GRiZ, from behind an impressive new LED light setup, opted for a few other songs off Rebel Era, like especially funkalicious and bouncy “DTW to DIA”. Other standouts were “Where’s the Love” and “Smash the Funk” off his Mad Liberation album, “Digital Liberation is Mad Freedom,” from his collaboration with Gramatik (Grizmatik), Snoop Dogg’s “The Next Episode,” George Clinton & Parliament Funkadelic’s “We Want the Funk,” War’s “Low Rider,” and Aerosmith’s “Dream On,” as well as some fresh unreleased ish. All at unbelievably crushing levels of bass. So crispy. Everyone I talked to was blown away by his set...his unrelenting energy just bursting with talent. This is why he was declared The Untz’s number one breakout EDM artist.
I was definitely expecting the soul and the funk that night. Which was delivered 100%. But what I was not expecting was the marvelous amount of old school hip hop. All three artists got down and dirty on some gangster shit and had the whole club Poppin. Off.
The event’s success was due largely in part to its promoter Connector Presents. Spearheaded by venue owner (Eric Noble of 2720), and Spankalicious (aka Kevin Moore), the production company knows what it takes to put on a show that blows people away. The glorious art gallery/music venue that is 2720 was overflowing with positive energy. The crowd this event drew was borderline too many, but the production and sound quality was flawless, the stage setup on point, and thank goodness 2720 scooped this opportunity before GRiZ completely blows up and no longer fits in venues of that size.
Next thing I knew I was in a car with MuzzY, Pleasure, and my best friend Bird speeding down I-55 towards the after party. Also produced by Connector, the show took over Tif’s on the Landing in the Laclede’s Landing historic district. Pleasure (aka Sean McCarthy) has been all up in Team Supreme’s cyphers as well as started his own beat collective Trill Kill Kult, while repping the Connector roster and designing duds for Burning Artists Collective alongside ill-esha. He brings this variable artistic nature to his performances, dropping tracks with sexy female vocal samples, incredible trappy rhythms, or masterful melodies, all with a complexity that caresses the ears.
MuzzY (aka Dan Hacker) was ready to bring this night of debauchery through to fruition. Mostly overshadowed by his guitar collabs with GRiZ, the man is an incredible producer of soul-hop with tremendous bass overtones. Blending old with new, he combines a heavy influence of Motown soul and funk with modern basslines and hip hop. Scrumptious, funky beats were thrown down as we all relished in the loveliness that was this music-filled evening.

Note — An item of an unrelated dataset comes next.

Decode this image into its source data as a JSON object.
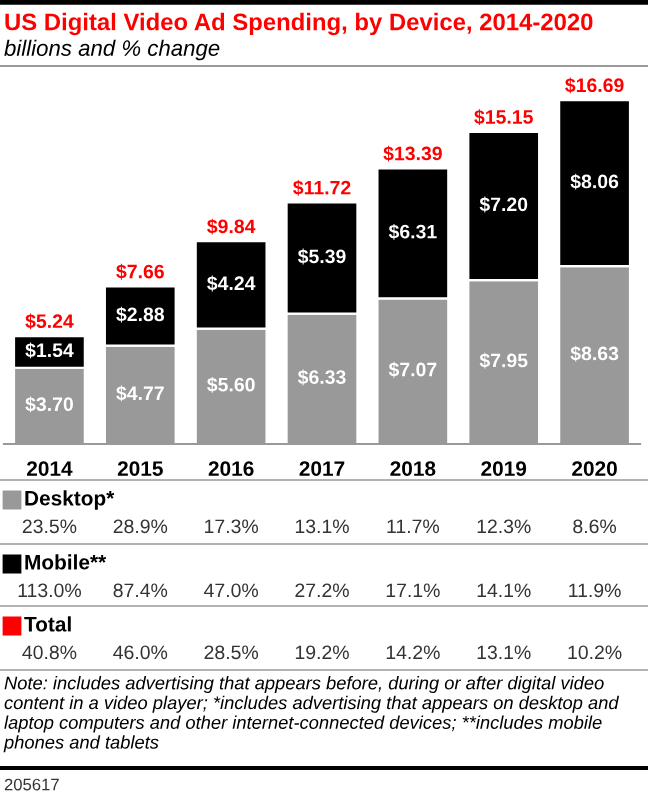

This was a night that truly inspired. These are artists that spend their waking life consumed by their art form. And it shows in their music’s ability to transport people to another time and place, to let loose and enjoy life. The level of craftsmanship when it comes to bass music is continuing to soar.
I’ll leave you with a quote from Grant which was released with Rebel Era.
“Taking every single moment that I wasn’t on stage and dedicating it to developing ideas of sound; at times, left me breathless and laid out on the floor of my room with songs on repeat – anxious thoughts melting away into space.
But thats the thing. I’ve found that music sets me free. Its up to us to use that which is most compelling and manifest a new reality. One free of apathy. A world of compassion, empathy and cooperation. A world of action of and love.”
If we could all bring this type of energy to our own unique passions, imagine what a world this would be.